We divided our information into three "A4 Refillable Display Books" 
(from Officeworks), which included 20 plastic pockets.

FOLDER 1: contained everything that was officially required for the visa + a cover letter and a contents page. 
This is what it contained:
- Cover letter - names, contact details etc
- Contents Page
- Form 47SP
- Form 80
- Stat Dec - Partner Visa (Applicant)
- Applicant's Medical Assessment
- Applicant's Proof of Identification (Passport, Driving Licence etc) and Two Passport Photos
- Applicant's Birth Certificate
- Applicant's UK Police Check
- Applicant's Australian Federal Police Check
- Applicant's University Degree
- Applicant's University Transcript (These were to back up the character assessment)
- Form 40SP
- Stat Dec - Partner Visa (Sponsor)
- Sponsor's Proof of Identification and Two Passport Photos
- Sponsors Birth Certificate
- 5 x Statutory Declarations From:
- Sponsor's former boss (Major in Australian Army)
- Applicant and Sponsor's former flatmate (verified I moved in on Jan 6th)
- Stat Dec's from both mother's
- Stat Dec from joint Australian friend

FOLDER 2: Contained all official supporting documents (Statements, Leases etc)

These were the contents:
- Contents Page
- NSW Registered Relationship Certificate (we got this because we were 2 weeks short of having lived together for a year in terms of officially sharing a lease)
- Australian Defence Force Defacto Application (Included bills, security clearances etc to have me recognised by the army)
- Sponsor's Will naming Applicant and Sole Benefactor
- Current Payslip of Sponsor (showing he is able to financially support throughout application)
- Sponsor's previous 3 years worth of tax returns
- Official letters to our shared address dated January 2012 (to show we were living together before I was officially put on the lease)
- Joint lease for apartment in 2012
- Joint lease for house for 2013-2014
- Joint Power and Water bills for 2012
- 2x Joint Bank Account Statements
- Joint Residential Phone Bill for Current Address
- 6x Sponsors Phone Bills from January 2011 until 2013 showing maintained contact
- Receipts showing furniture bought for current address
- Travel itineraries for trips taken (Flights, Ticket Stubs, Hotel Confirmations etc)
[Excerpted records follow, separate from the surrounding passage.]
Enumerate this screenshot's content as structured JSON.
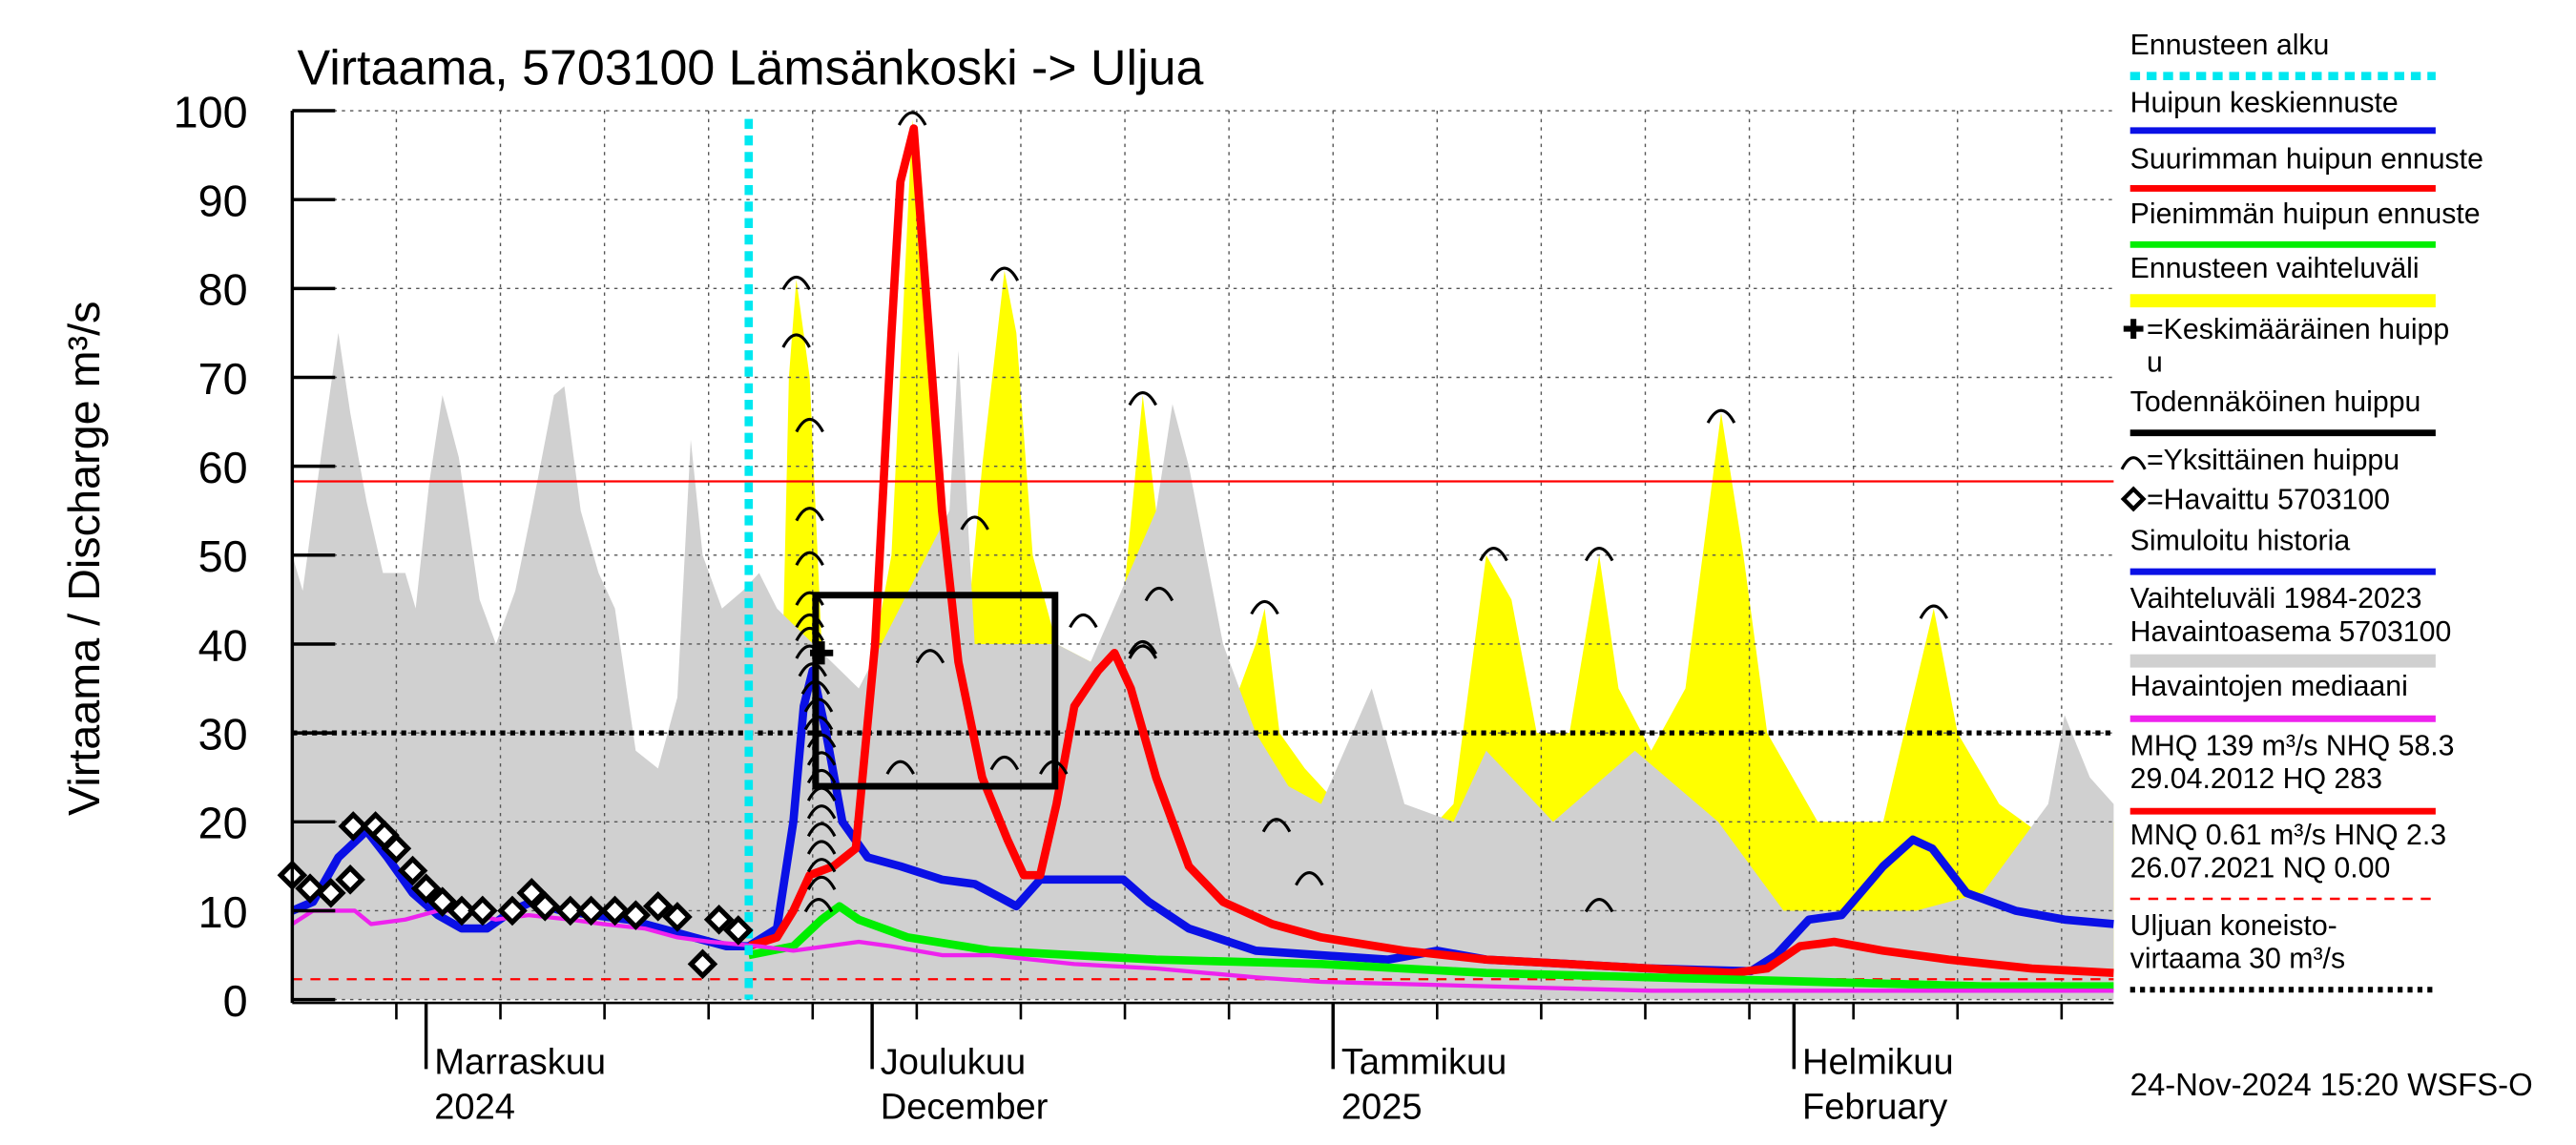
{
  "chart_data": {
    "type": "line",
    "title": "Virtaama, 5703100 Lämsänkoski -> Uljua",
    "y_label": "Virtaama / Discharge   m³/s",
    "footer": "24-Nov-2024 15:20 WSFS-O",
    "xlim": [
      0,
      122.5
    ],
    "xticks": [
      {
        "value": 9,
        "label": [
          "Marraskuu",
          "2024"
        ]
      },
      {
        "value": 39,
        "label": [
          "Joulukuu",
          "December"
        ]
      },
      {
        "value": 70,
        "label": [
          "Tammikuu",
          "2025"
        ]
      },
      {
        "value": 101,
        "label": [
          "Helmikuu",
          "February"
        ]
      }
    ],
    "xgrid": [
      7,
      14,
      21,
      28,
      35,
      42,
      49,
      56,
      63,
      70,
      77,
      84,
      91,
      98,
      105,
      112,
      119
    ],
    "ylim": [
      0,
      100
    ],
    "yticks": [
      0,
      10,
      20,
      30,
      40,
      50,
      60,
      70,
      80,
      90,
      100
    ],
    "grid": true,
    "series": [
      {
        "name": [
          "Ennusteen alku"
        ],
        "kind": "vline",
        "color": "#00e8f0",
        "style": "dotted",
        "x": 30.7
      },
      {
        "name": [
          "Huipun keskiennuste"
        ],
        "kind": "line",
        "color": "#0a10e6",
        "x": [
          30.7,
          32.6,
          33.7,
          34.4,
          35,
          35.9,
          37,
          38.7,
          40.9,
          43.7,
          45.9,
          47.6,
          48.7,
          50.3,
          53.7,
          55.9,
          57.6,
          60.3,
          64.8,
          69.2,
          73.7,
          77,
          80.3,
          85.9,
          91.4,
          98.1,
          99.8,
          102,
          104.2,
          107,
          109,
          110.3,
          112.6,
          115.9,
          119.2,
          122.5
        ],
        "values": [
          6,
          8,
          20,
          33,
          37,
          30,
          20,
          16,
          15,
          13.5,
          13,
          11.5,
          10.5,
          13.5,
          13.5,
          13.5,
          11,
          8,
          5.5,
          5,
          4.5,
          5.5,
          4.5,
          4,
          3.5,
          3.2,
          5,
          9,
          9.5,
          15,
          18,
          17,
          12,
          10,
          9,
          8.5
        ]
      },
      {
        "name": [
          "Suurimman huipun ennuste"
        ],
        "kind": "line",
        "color": "#ff0000",
        "x": [
          30.7,
          32.6,
          33.7,
          34.8,
          36.4,
          37.9,
          39.2,
          40.3,
          40.9,
          41.8,
          42.6,
          43.7,
          44.8,
          46.4,
          48.1,
          49.2,
          50.3,
          51.4,
          52.6,
          54.2,
          55.3,
          56.4,
          58.1,
          60.3,
          62.6,
          65.9,
          69.2,
          74.8,
          80.3,
          85.9,
          91.4,
          96.9,
          99.2,
          101.4,
          103.7,
          107,
          111.4,
          117,
          122.5
        ],
        "values": [
          6,
          7,
          10,
          14,
          15,
          17,
          40,
          75,
          92,
          98,
          80,
          55,
          38,
          25,
          18,
          14,
          14,
          22,
          33,
          37,
          39,
          35,
          25,
          15,
          11,
          8.5,
          7,
          5.5,
          4.5,
          4,
          3.5,
          3,
          3.5,
          6,
          6.5,
          5.5,
          4.5,
          3.5,
          3
        ]
      },
      {
        "name": [
          "Pienimmän huipun ennuste"
        ],
        "kind": "line",
        "color": "#00ee00",
        "x": [
          30.7,
          33.7,
          35.6,
          36.8,
          38.1,
          41.4,
          47,
          58.1,
          69.2,
          80.3,
          91.4,
          102.6,
          113.7,
          122.5
        ],
        "values": [
          5,
          6,
          9,
          10.5,
          9,
          7,
          5.5,
          4.5,
          4,
          3,
          2.5,
          2,
          1.5,
          1.5
        ]
      },
      {
        "name": [
          "Ennusteen vaihteluväli"
        ],
        "kind": "area",
        "color": "#ffff00",
        "x": [
          30.7,
          32.6,
          33.4,
          33.9,
          34.8,
          35.6,
          36.4,
          38.1,
          40.3,
          41.7,
          42.6,
          44.2,
          45.3,
          46.4,
          47.9,
          48.7,
          49.8,
          51.4,
          53.7,
          55.9,
          57.2,
          58.1,
          59.8,
          62.6,
          64.8,
          65.4,
          66.4,
          68.1,
          70.3,
          72.6,
          75.9,
          78.1,
          80.3,
          82,
          83.7,
          85.9,
          87.9,
          89.2,
          91.4,
          93.7,
          96.1,
          97.6,
          99.2,
          102.6,
          107,
          110.4,
          112,
          114.8,
          118.1,
          120.9,
          122.5
        ],
        "values": [
          5,
          10,
          70,
          81,
          70,
          40,
          30,
          30,
          50,
          99,
          80,
          50,
          40,
          60,
          82,
          75,
          50,
          40,
          38,
          45,
          68,
          55,
          35,
          30,
          40,
          44,
          30,
          26,
          22,
          20,
          18,
          22,
          50,
          45,
          30,
          30,
          50,
          35,
          28,
          35,
          66,
          50,
          30,
          20,
          20,
          44,
          30,
          22,
          18,
          16,
          20
        ],
        "lower": [
          5,
          5,
          5,
          5,
          4,
          4,
          4,
          4,
          4,
          4,
          4,
          4,
          3.5,
          3.5,
          3.5,
          3.5,
          3.5,
          3,
          3,
          3,
          3,
          3,
          2.5,
          2.5,
          2.5,
          2.5,
          2.5,
          2,
          2,
          2,
          2,
          2,
          1.5,
          1.5,
          1.5,
          1.5,
          1.5,
          1.5,
          1.5,
          1.5,
          1,
          1,
          1,
          1,
          1,
          1,
          1,
          1,
          1,
          1,
          1
        ]
      },
      {
        "name": [
          "=Keskimääräinen huipp",
          "u"
        ],
        "kind": "plus",
        "color": "#000000",
        "x": [
          35.6
        ],
        "values": [
          39
        ]
      },
      {
        "name": [
          "Todennäköinen huippu"
        ],
        "kind": "box",
        "color": "#000000",
        "x": [
          35.2,
          51.3
        ],
        "values": [
          24,
          45.5
        ]
      },
      {
        "name": [
          "=Yksittäinen huippu"
        ],
        "kind": "arc",
        "color": "#000000",
        "x": [
          33.9,
          33.9,
          34.8,
          34.8,
          34.8,
          34.8,
          34.8,
          34.8,
          34.8,
          35,
          35.2,
          35.4,
          35.4,
          35.6,
          35.6,
          35.6,
          35.6,
          35.6,
          35.6,
          35.6,
          35.6,
          35.6,
          35.4,
          41.7,
          47.9,
          45.9,
          42.9,
          40.9,
          47.9,
          51.2,
          53.2,
          57.2,
          58.3,
          57.2,
          57.2,
          65.4,
          66.2,
          68.4,
          80.8,
          87.9,
          87.9,
          96.1,
          110.4
        ],
        "values": [
          81,
          74.5,
          65,
          55,
          50,
          45.5,
          43,
          41.5,
          39.5,
          37.5,
          35.5,
          33.5,
          31.5,
          29.5,
          27.5,
          25.5,
          23.5,
          21.5,
          19.5,
          17.5,
          15.5,
          13.5,
          11,
          99.5,
          82,
          54,
          39,
          26.5,
          27,
          26.5,
          43,
          68,
          46,
          40,
          39.5,
          44.5,
          20,
          14,
          50.5,
          50.5,
          11,
          66,
          44
        ]
      },
      {
        "name": [
          "=Havaittu 5703100"
        ],
        "kind": "diamond",
        "color": "#000000",
        "x": [
          0,
          1.2,
          2.6,
          3.9,
          4.1,
          5.6,
          6.2,
          7,
          8.1,
          9,
          10.1,
          11.4,
          12.8,
          14.8,
          16.1,
          17,
          18.7,
          20.1,
          21.7,
          23.1,
          24.6,
          25.9,
          27.6,
          28.7,
          30
        ],
        "values": [
          14,
          12.5,
          12,
          13.5,
          19.5,
          19.5,
          18.5,
          17,
          14.5,
          12.5,
          11,
          10,
          10,
          10,
          12,
          10.5,
          10,
          10,
          10,
          9.5,
          10.5,
          9.3,
          4,
          9,
          7.8
        ]
      },
      {
        "name": [
          "Simuloitu historia"
        ],
        "kind": "line",
        "color": "#0a10e6",
        "x": [
          0,
          1.4,
          3.1,
          5,
          6.4,
          8.1,
          9.8,
          11.4,
          13.1,
          14.8,
          16.1,
          18.1,
          20.3,
          22.6,
          24.8,
          27,
          29.2,
          30.7
        ],
        "values": [
          10,
          11,
          16,
          19,
          16,
          12,
          9.5,
          8,
          8,
          10,
          11,
          10,
          9.5,
          9,
          8,
          7,
          6,
          6
        ]
      },
      {
        "name": [
          "Vaihteluväli 1984-2023",
          " Havaintoasema 5703100"
        ],
        "kind": "area",
        "color": "#d0d0d0",
        "x": [
          0,
          0.7,
          2,
          3.1,
          3.9,
          5,
          6.1,
          7.6,
          8.3,
          9.2,
          10.1,
          11.2,
          12.6,
          13.7,
          15,
          16.1,
          17.6,
          18.3,
          19.4,
          20.6,
          21.7,
          23.1,
          24.6,
          25.9,
          26.8,
          27.6,
          28.9,
          30.3,
          31.4,
          32.6,
          38.1,
          44.2,
          44.8,
          45.9,
          51.4,
          53.7,
          58.1,
          59.2,
          60.3,
          62.6,
          64.8,
          67,
          69.2,
          72.6,
          74.8,
          78.1,
          80.3,
          84.8,
          90.3,
          95.9,
          100.3,
          104.8,
          109.2,
          113.7,
          118.1,
          119.2,
          120.9,
          122.5
        ],
        "values": [
          50,
          46,
          62,
          75,
          66,
          56,
          48,
          48,
          44,
          58,
          68,
          61,
          45,
          40,
          46,
          55,
          68,
          69,
          55,
          48,
          44,
          28,
          26,
          34,
          63,
          50,
          44,
          46,
          48,
          44,
          35,
          55,
          73,
          40,
          40,
          38,
          55,
          67,
          60,
          40,
          30,
          24,
          22,
          35,
          22,
          20,
          28,
          20,
          28,
          20,
          10,
          10,
          10,
          12,
          22,
          32,
          25,
          22
        ]
      },
      {
        "name": [
          "Havaintojen mediaani"
        ],
        "kind": "line",
        "color": "#ee22ee",
        "x": [
          0,
          1.4,
          4.2,
          5.3,
          7.6,
          9.8,
          11.4,
          13.7,
          15.9,
          18.7,
          20.9,
          23.7,
          25.9,
          28.1,
          31.4,
          33.7,
          35.9,
          38.1,
          40.3,
          43.7,
          47,
          52.6,
          58.1,
          64.8,
          69.2,
          80.3,
          91.4,
          102.6,
          113.7,
          122.5
        ],
        "values": [
          8.5,
          10,
          10,
          8.5,
          9,
          10,
          10,
          9,
          9.5,
          9,
          8.5,
          8,
          7,
          6.5,
          6,
          5.5,
          6,
          6.5,
          6,
          5,
          5,
          4,
          3.5,
          2.5,
          2,
          1.5,
          1,
          1,
          1,
          1
        ]
      },
      {
        "name": [
          "MHQ  139 m³/s NHQ 58.3",
          "29.04.2012 HQ  283"
        ],
        "kind": "hline",
        "color": "#ff0000",
        "style": "solid",
        "value": 58.3
      },
      {
        "name": [
          "MNQ 0.61 m³/s HNQ  2.3",
          "26.07.2021 NQ 0.00"
        ],
        "kind": "hline",
        "color": "#ff0000",
        "style": "dashed",
        "value": 2.3
      },
      {
        "name": [
          "Uljuan koneisto-",
          "virtaama 30 m³/s"
        ],
        "kind": "hline",
        "color": "#000000",
        "style": "dotted",
        "value": 30
      }
    ]
  }
}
FOLDER 3: Contained all unofficial personal documents

These were the contents:
- Contents Page
- Approx 25 photos together, with our families, on trips, at formal events etc
- Evidence of Social Activities (Concert ticket stubs, new years events, musicals etc ALSO, photos of joint purchases mentioned in receipts, presents to each other)
- Personal Correspondence - letters written to each other during time spent apart, journal entries during partner's army deployment, birthday cards, valentines cards, anniversary etc
- We also included some funny bits and pieces such as a "Marriage Certificate" from an autowed machine that we got on New Years Eve - funny little things that you randomly get when you're in an actual relationship with someone

In terms of layout, labels were affixed to the front of each plastic pocket detailing the contents and, if needed, why we deemed it relevant. We also put two labels on the front of each folder stating which folder it was, what it contained (Official vs Unofficial Documents), and the names of Applicant and Sponsor (in case it went missing..).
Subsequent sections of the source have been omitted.